En raison des dangers de travailler en Irak, les femmes se sont réunies à Damas, en Syrie, pour apprendre la photographie et partager leurs expériences. Dolberg souligne que les femmes avaient besoin d’un espace, de confiance et d’outils créatifs pour réfléchir et parler de leurs expériences avant de commencer à raconter leurs propres histoires photographiques. Pendant quatre semaines, les femmes ont travaillé et vécu ensemble dans une maison traditionnelle, construisant des « cartes de vie » constituées de grands graphiques remplis de photos de famille, de poésie griffonnée et de citations, des noms d’émotions, détaillant tous les hauts et les bas de leurs vies.
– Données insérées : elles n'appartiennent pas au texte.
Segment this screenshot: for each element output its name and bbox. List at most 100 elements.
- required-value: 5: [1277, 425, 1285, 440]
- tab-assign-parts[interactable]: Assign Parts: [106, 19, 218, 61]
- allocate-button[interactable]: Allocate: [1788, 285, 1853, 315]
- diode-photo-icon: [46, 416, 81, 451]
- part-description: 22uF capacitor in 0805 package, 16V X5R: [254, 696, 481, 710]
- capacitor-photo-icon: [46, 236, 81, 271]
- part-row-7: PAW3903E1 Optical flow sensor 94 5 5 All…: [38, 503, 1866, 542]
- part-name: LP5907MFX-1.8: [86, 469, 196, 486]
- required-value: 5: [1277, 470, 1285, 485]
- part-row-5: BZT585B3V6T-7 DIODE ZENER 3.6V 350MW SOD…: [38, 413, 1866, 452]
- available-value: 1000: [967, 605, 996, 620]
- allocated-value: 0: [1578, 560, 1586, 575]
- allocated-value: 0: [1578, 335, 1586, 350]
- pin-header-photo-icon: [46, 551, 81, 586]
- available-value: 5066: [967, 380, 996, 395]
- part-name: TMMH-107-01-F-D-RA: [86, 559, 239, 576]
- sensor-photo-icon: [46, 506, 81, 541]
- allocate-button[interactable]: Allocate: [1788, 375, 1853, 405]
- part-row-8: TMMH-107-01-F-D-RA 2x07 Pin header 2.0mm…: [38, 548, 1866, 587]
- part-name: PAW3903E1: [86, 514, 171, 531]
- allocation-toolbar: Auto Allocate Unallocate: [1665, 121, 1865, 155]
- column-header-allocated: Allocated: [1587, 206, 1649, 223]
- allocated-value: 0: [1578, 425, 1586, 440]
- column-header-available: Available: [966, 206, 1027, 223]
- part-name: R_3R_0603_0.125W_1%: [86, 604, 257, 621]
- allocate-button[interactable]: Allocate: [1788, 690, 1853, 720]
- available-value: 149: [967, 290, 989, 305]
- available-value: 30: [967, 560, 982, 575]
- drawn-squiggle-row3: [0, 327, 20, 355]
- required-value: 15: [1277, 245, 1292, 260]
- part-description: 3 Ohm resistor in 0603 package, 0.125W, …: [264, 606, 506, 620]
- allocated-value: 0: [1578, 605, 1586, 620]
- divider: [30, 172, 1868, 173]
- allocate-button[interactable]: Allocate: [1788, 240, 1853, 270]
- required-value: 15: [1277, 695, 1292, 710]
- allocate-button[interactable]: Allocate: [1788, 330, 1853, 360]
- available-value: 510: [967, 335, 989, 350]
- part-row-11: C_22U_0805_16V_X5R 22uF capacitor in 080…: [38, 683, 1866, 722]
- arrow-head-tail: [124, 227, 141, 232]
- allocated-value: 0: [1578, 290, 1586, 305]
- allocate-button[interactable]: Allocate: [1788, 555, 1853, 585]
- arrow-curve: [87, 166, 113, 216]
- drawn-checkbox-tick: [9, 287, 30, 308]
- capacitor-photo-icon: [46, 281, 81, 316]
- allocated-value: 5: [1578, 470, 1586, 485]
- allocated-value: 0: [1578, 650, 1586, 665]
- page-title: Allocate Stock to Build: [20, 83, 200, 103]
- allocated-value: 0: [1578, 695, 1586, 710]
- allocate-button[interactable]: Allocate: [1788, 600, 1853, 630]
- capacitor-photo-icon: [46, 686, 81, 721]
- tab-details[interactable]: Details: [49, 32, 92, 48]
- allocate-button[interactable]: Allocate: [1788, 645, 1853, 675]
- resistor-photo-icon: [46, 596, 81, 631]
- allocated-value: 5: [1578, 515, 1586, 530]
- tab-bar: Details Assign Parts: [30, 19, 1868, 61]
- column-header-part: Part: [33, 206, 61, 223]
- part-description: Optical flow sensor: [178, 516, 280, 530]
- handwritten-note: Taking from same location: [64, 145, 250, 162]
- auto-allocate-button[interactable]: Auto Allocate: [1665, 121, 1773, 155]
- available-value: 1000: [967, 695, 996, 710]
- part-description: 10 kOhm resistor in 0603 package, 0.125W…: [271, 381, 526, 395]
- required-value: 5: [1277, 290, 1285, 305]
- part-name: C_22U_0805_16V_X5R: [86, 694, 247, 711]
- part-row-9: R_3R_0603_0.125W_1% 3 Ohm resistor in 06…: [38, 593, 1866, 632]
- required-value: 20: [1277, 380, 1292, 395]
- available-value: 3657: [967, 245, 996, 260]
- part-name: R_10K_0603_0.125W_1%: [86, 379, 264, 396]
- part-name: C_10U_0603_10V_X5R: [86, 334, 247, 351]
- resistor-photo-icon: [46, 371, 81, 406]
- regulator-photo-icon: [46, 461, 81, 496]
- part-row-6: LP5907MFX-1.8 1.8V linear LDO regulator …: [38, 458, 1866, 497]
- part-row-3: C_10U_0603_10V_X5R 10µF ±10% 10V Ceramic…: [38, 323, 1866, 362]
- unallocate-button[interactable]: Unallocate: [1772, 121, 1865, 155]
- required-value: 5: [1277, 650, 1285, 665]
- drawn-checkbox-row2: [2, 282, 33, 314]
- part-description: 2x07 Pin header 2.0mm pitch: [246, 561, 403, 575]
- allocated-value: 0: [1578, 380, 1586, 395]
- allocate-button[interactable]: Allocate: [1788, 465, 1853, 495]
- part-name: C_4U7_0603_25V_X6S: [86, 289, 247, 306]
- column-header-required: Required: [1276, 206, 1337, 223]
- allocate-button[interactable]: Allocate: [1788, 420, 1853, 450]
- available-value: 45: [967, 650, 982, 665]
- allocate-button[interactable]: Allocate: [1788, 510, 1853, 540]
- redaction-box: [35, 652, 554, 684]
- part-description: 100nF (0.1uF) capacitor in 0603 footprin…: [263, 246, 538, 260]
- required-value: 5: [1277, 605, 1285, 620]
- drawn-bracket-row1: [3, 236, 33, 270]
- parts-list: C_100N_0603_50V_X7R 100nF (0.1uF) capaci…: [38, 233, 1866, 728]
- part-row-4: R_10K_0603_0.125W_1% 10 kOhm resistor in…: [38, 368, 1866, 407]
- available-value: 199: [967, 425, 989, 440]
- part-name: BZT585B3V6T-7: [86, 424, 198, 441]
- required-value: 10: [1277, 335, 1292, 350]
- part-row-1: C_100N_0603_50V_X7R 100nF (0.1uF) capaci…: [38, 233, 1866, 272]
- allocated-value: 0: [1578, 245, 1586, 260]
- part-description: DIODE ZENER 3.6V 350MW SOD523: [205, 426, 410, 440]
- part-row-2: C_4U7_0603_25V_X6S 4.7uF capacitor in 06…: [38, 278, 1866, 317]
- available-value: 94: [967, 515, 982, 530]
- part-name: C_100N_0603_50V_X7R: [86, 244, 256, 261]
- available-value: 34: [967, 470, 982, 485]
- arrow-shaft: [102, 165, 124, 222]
Chaque jour, elles ont appris et pratiqué différentes techniques photographiques. Elles ont arpenté les rues de Damas, prenant des photos et révisant les images capturées chaque jour. Lorsqu’elles sont retournées en Irak, toutes avaient choisi un thème pour réaliser une histoire photographique.

‘Ce n’est pas un projet, c’est un rêve. Un rêve que je voulais vivre pour ma fille. Ainsi, elle pourra grandir et comprendre ce qui se passe vraiment aujourd’hui’.

Irada al Jobbouri

Directrice du projet, Open Shutters Iraq

Après six semaines, les femmes sont revenues à Damas avec leurs images pour les éditer et écrire leurs histoires et biographies lors de cinq jours d’ateliers. Leur travail racontait des histoires profondément personnelles de guerre, de perte, d’occupation, mais aussi de courage, de force, de survie et de résilience. Chaque femme a décidé de partager ses images sous pseudonyme. Leur travail a été publié dans un livre, Open Shutters Iraq, qui contient neuf essais photographiques. Ce livre est dédié à la mémoire de deux des femmes, Sajida Um Mohammed, décédée d’un cancer après avoir vécu dans une zone fortement touchée par l’uranium appauvri, et Sarwa, assassinée à Mossoul par un groupe armé attaquant des femmes vocales. Un film sur le projet, Our Feelings Took the Pictures, réalisé par Maysoon Pachachi, a également été produit, mais sa distribution a été limitée en raison des risques de violences sectaires.